Decatur’s Matt Simpkins grew up on a steady diet of “Star Wars.” As a child, he crawled into bed between a set of “Return of the Jedi” sheets. He’s been a die-hard fan ever since.
So it somehow makes sense that as an associate pastor at Lutheran Church of the Redeemer in Midtown, he might find himself holding a “Star Wars” lightsaber in front of his congregation. On the Sunday before “The Force Awakens” premieres, he did just that.
“I’m always mindful that you can’t really take yourself too seriously,” Simpkins said.
Before the lightsaber reveal, Simpkins began his sermon talking about the season and its commercial flash, and confessed to being excited about it. “You know what I’m talking about,” he told the audience. “I think we need a little music.”

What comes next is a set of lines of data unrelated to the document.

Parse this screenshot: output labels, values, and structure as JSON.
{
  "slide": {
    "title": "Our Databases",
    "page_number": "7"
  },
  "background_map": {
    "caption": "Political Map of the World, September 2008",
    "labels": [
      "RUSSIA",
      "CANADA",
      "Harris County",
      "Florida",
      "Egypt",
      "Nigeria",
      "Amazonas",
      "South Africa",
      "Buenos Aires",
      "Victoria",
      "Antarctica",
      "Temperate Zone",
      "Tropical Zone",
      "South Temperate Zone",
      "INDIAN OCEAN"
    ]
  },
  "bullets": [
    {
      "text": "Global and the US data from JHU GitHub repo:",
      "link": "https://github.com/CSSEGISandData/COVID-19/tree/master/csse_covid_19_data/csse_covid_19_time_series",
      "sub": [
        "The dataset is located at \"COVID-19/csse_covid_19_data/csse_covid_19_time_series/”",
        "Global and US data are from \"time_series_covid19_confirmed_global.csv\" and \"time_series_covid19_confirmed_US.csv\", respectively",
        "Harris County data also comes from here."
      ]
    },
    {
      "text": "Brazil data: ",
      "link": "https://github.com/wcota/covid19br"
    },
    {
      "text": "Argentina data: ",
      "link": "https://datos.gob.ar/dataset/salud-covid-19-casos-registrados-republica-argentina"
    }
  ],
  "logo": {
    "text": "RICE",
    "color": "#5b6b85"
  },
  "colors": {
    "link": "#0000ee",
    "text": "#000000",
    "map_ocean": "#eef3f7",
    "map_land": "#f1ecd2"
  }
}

Suddenly the “Star Wars” theme rang out into the church, and a burst of laughter followed.
He then began using the “Star Wars” story as an analogy for the kind of hope people can cling to during troubled times. Despite today’s climate, we can make like the heroes and heroines in “Star Wars,” he said, and take action to help make the world a better place.
“That classic line from ‘Star Wars’ speaks to what the world needs to hear right now,” he explained. “Yoda says, ‘Fear leads to anger, and anger leads to hate, and hate leads to suffering.’ … But when we come together and we rebel against that empire of fear, we see something even greater than we can imagine.”
While weaving “Star Wars” into a sermon might seem risky to some, Simpkins says he’s received positive emails and messages from those in attendance. The congregation reportedly applauded.
“It probably was just the John Williams music, to be honest with you,” he said with a laugh.